Most of the children who in the past few days have enthralled the country with their tales of spaceships, robots and gun-toting extra-terrestrials in this industrial city of 900,000 were not allowed to meet the investigators."The parents want their kids to be left alone," said Slava Martinov, a member of the Commission for the Investigation of Abnormal Phenomena.

Commission head Genrykh Silanov, holding a copper rod to try to divine traces of the aliens, took his team to the bushy glade where several children claimed to have seen the spaceship land. He walked up and down a patch of soft earth for five minutes, twirling a bent piece of copper tubing in his right hand.

"This is called biolocation - it helps me sense where the aliens walked," he told a large group of Soviet journalists.

The team, most of whom are confirmed UFO enthusiasts, have already conducted interviews with the children about an alleged spaceship landing on Sept. 27 in a Voronezh park about 300 miles southeast of Moscow.

Lurid accounts in newspapers and the official news agency Tass have depicted 10-foot-high creatures with three eyes and small knobby heads landing their luminous sphere.

According to the reports, one of the aliens, silver-suited and accompanied by a robot, strolled through the park before firing an unusually large gun at a 16-year-old boy, who temporarily vanished. The boy reappeared when the spacecraft left.

The only child prepared to say she had seen the incident, 11-year-old Lena Sarokina, was closely questioned but gave no new details of the landing and the aliens' late evening stroll.

Friday the Communist Party daily Pravda slammed local authorities for not clamping down on the waves of rumors still sweeping much of Voronezh.

The incident has provoked a spate of articles in national papers, and Friday the local television station devoted the first 15 minutes of its main evening news bulletin to the story.

During the broadcast the two star child witnesses admitted to being avid science fiction fans but denied they had made up the story.

"For once, people here have forgotten about the lack of meat and soap and are talking only of this. You can see it in their faces - they are more alive, enthusiastic," said shop assistant Yelena Katurovna.

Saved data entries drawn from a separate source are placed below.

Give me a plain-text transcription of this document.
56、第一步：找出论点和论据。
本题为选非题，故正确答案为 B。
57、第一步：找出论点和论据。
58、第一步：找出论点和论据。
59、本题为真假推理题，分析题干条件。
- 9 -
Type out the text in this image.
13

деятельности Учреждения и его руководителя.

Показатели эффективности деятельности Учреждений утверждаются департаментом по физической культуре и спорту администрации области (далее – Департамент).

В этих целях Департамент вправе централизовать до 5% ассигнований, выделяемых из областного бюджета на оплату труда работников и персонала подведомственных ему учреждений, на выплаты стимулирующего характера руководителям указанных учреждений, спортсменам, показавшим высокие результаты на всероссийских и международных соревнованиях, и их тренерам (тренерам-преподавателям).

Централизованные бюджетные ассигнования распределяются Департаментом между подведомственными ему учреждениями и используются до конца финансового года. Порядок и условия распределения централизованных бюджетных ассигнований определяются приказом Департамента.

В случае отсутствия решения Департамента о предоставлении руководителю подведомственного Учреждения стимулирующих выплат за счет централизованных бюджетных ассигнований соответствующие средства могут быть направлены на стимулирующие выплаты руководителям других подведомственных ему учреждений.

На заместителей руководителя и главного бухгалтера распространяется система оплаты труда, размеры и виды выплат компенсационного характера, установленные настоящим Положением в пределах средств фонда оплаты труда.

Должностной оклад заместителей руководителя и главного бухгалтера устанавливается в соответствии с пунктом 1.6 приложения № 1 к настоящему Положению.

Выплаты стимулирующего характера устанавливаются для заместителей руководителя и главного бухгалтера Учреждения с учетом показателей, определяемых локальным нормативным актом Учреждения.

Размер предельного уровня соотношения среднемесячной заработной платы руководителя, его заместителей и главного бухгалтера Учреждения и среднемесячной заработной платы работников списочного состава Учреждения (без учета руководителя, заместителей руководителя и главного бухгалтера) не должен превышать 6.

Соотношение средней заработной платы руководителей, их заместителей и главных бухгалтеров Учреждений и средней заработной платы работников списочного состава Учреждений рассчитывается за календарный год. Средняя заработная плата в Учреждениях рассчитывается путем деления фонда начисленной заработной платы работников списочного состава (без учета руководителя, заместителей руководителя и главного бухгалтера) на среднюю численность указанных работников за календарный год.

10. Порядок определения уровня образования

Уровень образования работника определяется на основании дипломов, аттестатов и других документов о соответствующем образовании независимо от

Adult witnesses remained obstinately elusive, but virtually everyone questioned had their own theories about the incident and said they knew of someone who had seen something unusual at some stage in their life.

"I am sure the ship came from Venus. I did not see it myself, but my grandmother's cousin once saw a space ship attack a train in Siberia," said a local technician, who asked to remain anonymous.